The Twitter thread that I mentioned the other day about AI as a Lovecraftian creatures was commented by various people on the blue bird media. One of them pointed to this other kind of representation for Artificial Intelligence algos:

Created a month after ChatGPT release, this octopus-like creature is a Shoggoth (hence the term "Shoggoth memes" for variations on this representation) obviously comes from HP Lovecraft's lore commonly known as Cthulhu mythos.
Reacting to my post on Mastodon, Justin showed me this article in the New York Times, by Kevin Roose which discusses the use of this entity as a recurring metaphor in essays and message board posts about AI risk and safety. Some excerpts from Roose's paper:
In a nutshell, the joke was that in order to prevent A.I. language models from behaving in scary and dangerous ways, A.I. companies have had to train them to act polite and harmless. One popular way to do this is called “reinforcement learning from human feedback,” or R.L.H.F., a process that involves asking humans to score chatbot responses and feeding those scores back into the A.I. model. Most A.I. researchers agree that models trained using R.L.H.F. are better behaved than models without it. But some argue that fine-tuning a language model this way doesn’t actually make the underlying model less weird and inscrutable. In their view, it’s just a flimsy, friendly mask that obscures the mysterious beast underneath.

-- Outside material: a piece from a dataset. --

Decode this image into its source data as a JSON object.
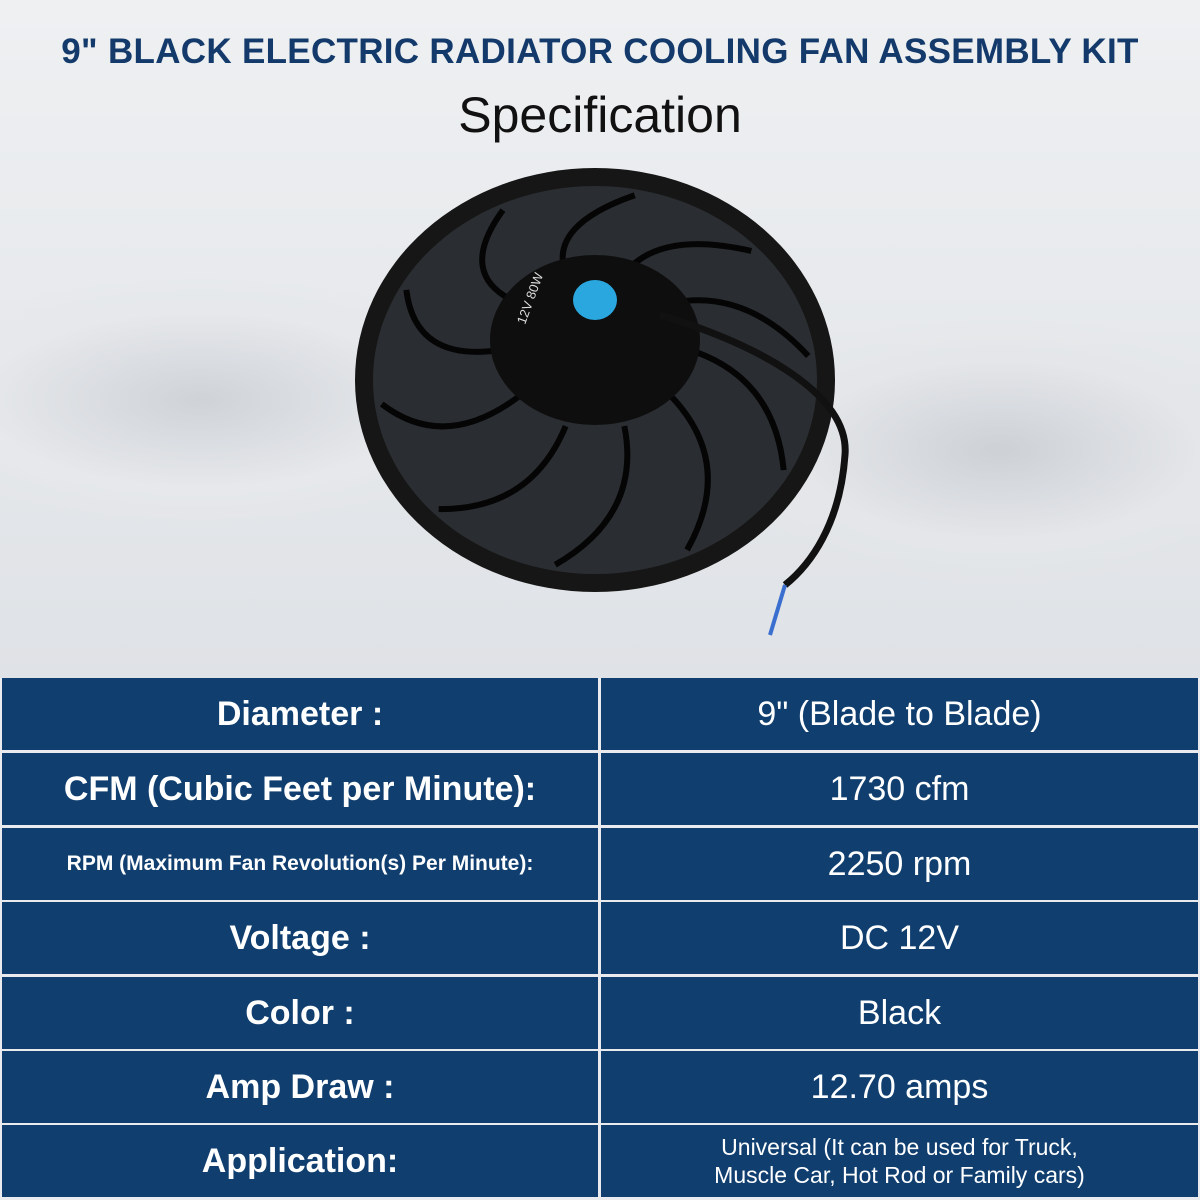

@TetraspaceWest, the meme’s creator, told me in a Twitter message that the Shoggoth “represents something that thinks in a way that humans don’t understand and that’s totally different from the way that humans think. Comparing an A.I. language model to a Shoggoth, @TetraspaceWest said, wasn’t necessarily implying that it was evil or sentient, just that its true nature might be unknowable. “I was also thinking about how Lovecraft’s most powerful entities are dangerous — not because they don’t like humans, but because they’re indifferent and their priorities are totally alien to us and don’t involve humans, which is what I think will be true about possible future powerful A.I.”
Eventually, A.I. enthusiasts extended the metaphor. In February, the Twitter user @anthrupad created a version of a Shoggoth that had, in addition to a smiley-face labeled “R.L.H.F.,” a more humanlike face labeled “supervised fine-tuning.”
Why do I blog this? As Kevin Roose discusses at the end of his piece, the interesting thing here is that developers, scientists and entrepreneurs working with this technology seem to be "somewhat mystified by their own creations". Not knowing precisely how these systems work, they translate their anxiety into such kind of metaphor, with peculiar connotations of weirdness and oddity. The NYT piece is also relevant on a different aspect that is dear to my heart: the vocabulary employed by practitioners, who says things like "glimpsing the Shoggoth" to refer to people taking a peek at such entities.